Khaleel Israa, Zaidi Syed Tabish R, Shastri Madhur D, Eapen Mathew Suji, Ming Long Chiau, Wanandy Troy, Patel Rahul P
School of Medicine, University of Tasmania, Hobart, Tasmania, Australia.
Pharmacy, Royal Hobart Hospital, Hobart, Tasmania, Australia.
Eur J Hosp Pharm. 2018 Oct;25(e2):e102-e108. doi: 10.1136/ejhpharm-2017-001225. Epub 2017 Jul 19.
High dose of intravenous sulfamethoxazole and trimethoprim (co-trimoxazole) is often used in immunocompromised patients for the treatment of pneumonia. Current manufacturer's dilution recommendation for intravenous co-trimoxazole (1:25 v/v) requires the administration of 2 L of additional fluid per day causing serious complications including pulmonary oedema. Intravenous administration of concentrated solution of co-trimoxazole may minimise the risk of fluid overload associated side effects. Therefore, the objective of the study was to investigate the physicochemical stability of concentrated intravenous co-trimoxazole solutions.
Four ampoules of intravenous co-trimoxazole were injected into an infusion bag containing either 480 (1:25 v/v), 380 (1:20 v/v), 280 (1:15 v/v) or 180 (1:10 v/v) mL of glucose 5% solution. Three bags for each dilution (total 12 bags) were prepared and stored at room temperature. An aliquot was withdrawn immediately (at 0 hour) and after 0.5, 1, 2 and 4 hours of storage for high-performance liquid-chromatography (HPLC) analysis, and additional samples were withdrawn every half an hour for microscopic examination. Each sample was analysed for the concentration of trimethoprim and sulfamethoxazole using a stability indicating HPLC method. Samples were assessed for pH, change in colour (visually) and for particle content (microscopically) immediately after preparation and on each time of analysis.

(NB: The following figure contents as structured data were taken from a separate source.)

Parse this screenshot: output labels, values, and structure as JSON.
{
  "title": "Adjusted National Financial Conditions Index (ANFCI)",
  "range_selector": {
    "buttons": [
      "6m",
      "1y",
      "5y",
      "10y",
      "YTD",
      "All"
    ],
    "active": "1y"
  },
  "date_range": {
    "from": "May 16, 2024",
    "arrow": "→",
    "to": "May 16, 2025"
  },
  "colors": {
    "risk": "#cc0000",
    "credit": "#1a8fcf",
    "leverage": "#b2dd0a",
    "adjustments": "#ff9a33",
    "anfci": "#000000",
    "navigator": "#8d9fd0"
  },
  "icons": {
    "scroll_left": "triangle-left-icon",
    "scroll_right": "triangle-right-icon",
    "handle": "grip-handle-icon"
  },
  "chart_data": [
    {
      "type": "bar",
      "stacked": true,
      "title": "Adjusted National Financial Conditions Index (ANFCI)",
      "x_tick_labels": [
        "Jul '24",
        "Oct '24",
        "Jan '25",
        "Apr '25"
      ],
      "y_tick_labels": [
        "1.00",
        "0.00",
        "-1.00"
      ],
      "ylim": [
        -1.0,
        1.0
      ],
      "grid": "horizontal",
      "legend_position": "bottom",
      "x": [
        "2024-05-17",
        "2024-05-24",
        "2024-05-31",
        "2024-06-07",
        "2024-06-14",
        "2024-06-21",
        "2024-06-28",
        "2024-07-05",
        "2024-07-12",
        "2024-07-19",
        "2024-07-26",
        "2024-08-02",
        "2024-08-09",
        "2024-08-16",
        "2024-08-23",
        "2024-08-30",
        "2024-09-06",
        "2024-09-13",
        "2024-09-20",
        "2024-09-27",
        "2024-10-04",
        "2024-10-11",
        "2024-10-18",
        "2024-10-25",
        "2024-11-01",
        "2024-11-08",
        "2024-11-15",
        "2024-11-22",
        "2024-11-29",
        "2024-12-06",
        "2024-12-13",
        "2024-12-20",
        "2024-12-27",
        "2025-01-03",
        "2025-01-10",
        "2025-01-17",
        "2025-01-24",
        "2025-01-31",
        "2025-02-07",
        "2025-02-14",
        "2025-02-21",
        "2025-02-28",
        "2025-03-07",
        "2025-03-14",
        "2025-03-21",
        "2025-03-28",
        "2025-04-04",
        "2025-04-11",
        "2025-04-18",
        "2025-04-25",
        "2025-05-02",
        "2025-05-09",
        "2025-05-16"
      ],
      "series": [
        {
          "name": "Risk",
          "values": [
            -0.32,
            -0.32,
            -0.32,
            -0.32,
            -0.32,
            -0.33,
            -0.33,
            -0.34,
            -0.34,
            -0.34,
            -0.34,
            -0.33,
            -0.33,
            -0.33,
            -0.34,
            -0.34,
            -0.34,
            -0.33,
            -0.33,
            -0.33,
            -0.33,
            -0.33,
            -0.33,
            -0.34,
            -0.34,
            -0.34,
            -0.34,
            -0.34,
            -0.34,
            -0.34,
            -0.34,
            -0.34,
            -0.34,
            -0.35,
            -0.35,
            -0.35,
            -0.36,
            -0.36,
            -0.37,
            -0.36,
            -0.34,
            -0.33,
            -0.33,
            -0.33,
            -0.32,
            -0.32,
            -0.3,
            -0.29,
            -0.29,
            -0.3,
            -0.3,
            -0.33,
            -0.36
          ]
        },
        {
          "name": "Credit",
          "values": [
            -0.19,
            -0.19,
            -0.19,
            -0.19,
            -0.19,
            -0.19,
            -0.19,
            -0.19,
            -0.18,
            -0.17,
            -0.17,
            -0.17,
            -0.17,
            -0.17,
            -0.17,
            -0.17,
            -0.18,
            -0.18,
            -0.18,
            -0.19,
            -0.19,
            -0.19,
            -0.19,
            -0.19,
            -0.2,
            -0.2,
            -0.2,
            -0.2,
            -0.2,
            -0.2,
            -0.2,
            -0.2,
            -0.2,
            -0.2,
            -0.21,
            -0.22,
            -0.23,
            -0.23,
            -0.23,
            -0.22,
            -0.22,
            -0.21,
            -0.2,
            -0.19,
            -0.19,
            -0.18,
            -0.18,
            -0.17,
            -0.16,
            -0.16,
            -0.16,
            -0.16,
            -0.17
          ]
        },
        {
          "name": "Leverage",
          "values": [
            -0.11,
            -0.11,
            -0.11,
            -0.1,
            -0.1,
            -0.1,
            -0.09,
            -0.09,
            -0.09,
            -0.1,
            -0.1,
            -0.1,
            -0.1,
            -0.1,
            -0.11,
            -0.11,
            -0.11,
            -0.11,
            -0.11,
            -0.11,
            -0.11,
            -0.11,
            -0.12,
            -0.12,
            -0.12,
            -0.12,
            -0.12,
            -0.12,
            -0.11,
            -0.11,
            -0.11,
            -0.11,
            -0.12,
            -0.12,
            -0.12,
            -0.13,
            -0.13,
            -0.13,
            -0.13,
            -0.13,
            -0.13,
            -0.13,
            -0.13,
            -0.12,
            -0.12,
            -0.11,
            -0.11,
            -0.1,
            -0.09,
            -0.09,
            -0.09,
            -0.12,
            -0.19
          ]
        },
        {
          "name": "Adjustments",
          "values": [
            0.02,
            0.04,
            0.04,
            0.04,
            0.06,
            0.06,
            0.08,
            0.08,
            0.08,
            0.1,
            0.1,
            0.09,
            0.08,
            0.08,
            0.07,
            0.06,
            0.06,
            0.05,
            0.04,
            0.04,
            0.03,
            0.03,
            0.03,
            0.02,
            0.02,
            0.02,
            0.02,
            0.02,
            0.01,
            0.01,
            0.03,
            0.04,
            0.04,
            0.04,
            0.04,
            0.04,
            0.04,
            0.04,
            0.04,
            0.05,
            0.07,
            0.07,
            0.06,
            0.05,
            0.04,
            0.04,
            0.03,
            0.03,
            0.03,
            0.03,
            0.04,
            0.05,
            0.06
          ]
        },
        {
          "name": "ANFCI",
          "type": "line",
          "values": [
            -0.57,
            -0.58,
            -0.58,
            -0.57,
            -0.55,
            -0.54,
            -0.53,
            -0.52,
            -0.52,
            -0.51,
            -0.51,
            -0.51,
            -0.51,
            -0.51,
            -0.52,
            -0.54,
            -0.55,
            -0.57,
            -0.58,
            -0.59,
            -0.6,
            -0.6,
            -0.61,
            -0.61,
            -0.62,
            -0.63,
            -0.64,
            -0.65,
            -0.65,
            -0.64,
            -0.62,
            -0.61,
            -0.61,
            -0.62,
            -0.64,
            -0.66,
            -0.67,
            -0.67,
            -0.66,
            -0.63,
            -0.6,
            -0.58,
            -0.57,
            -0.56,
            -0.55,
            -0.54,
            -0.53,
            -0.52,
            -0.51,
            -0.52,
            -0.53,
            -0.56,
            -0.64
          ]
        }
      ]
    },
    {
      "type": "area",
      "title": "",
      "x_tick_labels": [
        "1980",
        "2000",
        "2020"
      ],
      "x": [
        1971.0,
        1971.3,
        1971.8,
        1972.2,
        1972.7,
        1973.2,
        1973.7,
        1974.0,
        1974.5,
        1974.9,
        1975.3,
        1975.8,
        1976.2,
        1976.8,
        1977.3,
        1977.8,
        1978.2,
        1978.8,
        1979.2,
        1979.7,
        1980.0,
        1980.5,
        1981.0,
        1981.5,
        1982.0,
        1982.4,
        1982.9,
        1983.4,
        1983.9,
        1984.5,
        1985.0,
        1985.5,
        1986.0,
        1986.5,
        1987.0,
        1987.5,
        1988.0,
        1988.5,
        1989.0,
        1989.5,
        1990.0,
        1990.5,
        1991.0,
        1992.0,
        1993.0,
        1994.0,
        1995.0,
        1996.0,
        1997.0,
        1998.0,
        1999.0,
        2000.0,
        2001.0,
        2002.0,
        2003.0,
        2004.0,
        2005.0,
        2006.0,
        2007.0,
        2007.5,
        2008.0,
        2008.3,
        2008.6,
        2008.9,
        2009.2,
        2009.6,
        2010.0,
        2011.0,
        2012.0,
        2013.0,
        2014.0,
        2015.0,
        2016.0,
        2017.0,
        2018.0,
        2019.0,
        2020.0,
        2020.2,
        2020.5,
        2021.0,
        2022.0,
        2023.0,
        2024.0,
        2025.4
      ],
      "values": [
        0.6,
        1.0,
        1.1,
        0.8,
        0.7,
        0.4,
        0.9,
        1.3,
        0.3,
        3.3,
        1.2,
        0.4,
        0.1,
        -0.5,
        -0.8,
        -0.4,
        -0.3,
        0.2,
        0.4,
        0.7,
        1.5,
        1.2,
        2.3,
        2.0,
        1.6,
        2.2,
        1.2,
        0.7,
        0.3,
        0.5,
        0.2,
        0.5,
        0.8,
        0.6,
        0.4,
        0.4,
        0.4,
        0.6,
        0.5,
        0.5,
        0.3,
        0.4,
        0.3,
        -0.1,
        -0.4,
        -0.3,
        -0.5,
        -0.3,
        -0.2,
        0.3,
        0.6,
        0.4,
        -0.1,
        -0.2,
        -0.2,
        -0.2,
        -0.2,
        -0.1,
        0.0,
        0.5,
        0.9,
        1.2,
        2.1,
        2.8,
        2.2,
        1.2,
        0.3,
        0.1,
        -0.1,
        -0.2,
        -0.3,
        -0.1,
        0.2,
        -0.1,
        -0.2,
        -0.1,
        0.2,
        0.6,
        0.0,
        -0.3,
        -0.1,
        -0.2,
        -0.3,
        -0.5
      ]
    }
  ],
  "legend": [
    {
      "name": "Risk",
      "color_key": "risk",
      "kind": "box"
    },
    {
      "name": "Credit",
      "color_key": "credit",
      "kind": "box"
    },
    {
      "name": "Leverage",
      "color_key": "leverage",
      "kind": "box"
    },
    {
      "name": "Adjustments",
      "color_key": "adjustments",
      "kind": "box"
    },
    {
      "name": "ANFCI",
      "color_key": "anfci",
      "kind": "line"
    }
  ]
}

Intravenous co-trimoxazole at 1:25, 1:20, 1:15 and 1:10 v/v retained more than 98% of the initial concentration of trimethoprim and sulfamethoxazole for 4 hours. There was no major change in pH at time zero and at various time points. Microscopically, no particles were detected for at least 4 hours and 2 hours when intravenous co-trimoxazole was diluted at 1:25 or 1:20 and 1:15 v/v, respectively. More than 1200 particles/mL were detected after 2.5 hours of storage when intravenous co-trimoxazole was diluted at 1:15 v/v.
Intravenous co-trimoxazole is stable over a period of 4 hours when diluted with 380 mL of glucose 5% solution (1:20 v/v) and for 2 hours when diluted with 280 mL glucose 5% solution (1:15 v/v).
高剂量静脉注射磺胺甲恶唑和甲氧苄啶(复方新诺明)常用于免疫功能低下患者的肺炎治疗。目前制造商推荐的静脉注射复方新诺明的稀释比例(1:25 v/v)要求每天额外输注2L液体,这会引发包括肺水肿在内的严重并发症。静脉注射浓缩复方新诺明溶液可能会降低液体超负荷相关副作用的风险。因此,本研究的目的是调查浓缩静脉注射复方新诺明溶液的物理化学稳定性。
将四支静脉注射用复方新诺明安瓿注入分别装有480(1:25 v/v)、380(1:20 v/v)、280(1:15 v/v)或180(1:10 v/v)mL 5%葡萄糖溶液的输液袋中。每种稀释度制备三袋(共12袋)并在室温下储存。立即(0小时)以及储存0.5、1、2和4小时后取出等分试样用于高效液相色谱(HPLC)分析,每隔半小时取出额外样品用于显微镜检查。使用稳定性指示HPLC法分析每个样品中甲氧苄啶和磺胺甲恶唑的浓度。在制备后及每次分析时,对样品进行pH值、颜色变化(目视)和颗粒含量(显微镜检查)评估。
1:25、1:20、1:15和1:10 v/v的静脉注射复方新诺明在4小时内保留了超过98%的初始甲氧苄啶和磺胺甲恶唑浓度。在时间零点和各个时间点,pH值没有重大变化。显微镜检查显示,当静脉注射复方新诺明分别以1:25或1:20和1:15 v/v稀释时,至少4小时和2小时内未检测到颗粒。当静脉注射复方新诺明以1:15 v/v稀释时,储存2.5小时后检测到每毫升超过1200个颗粒。
静脉注射复方新诺明用380 mL 5%葡萄糖溶液(1:20 v/v)稀释时在4小时内稳定,用280 mL 5%葡萄糖溶液(1:15 v/v)稀释时在2小时内稳定。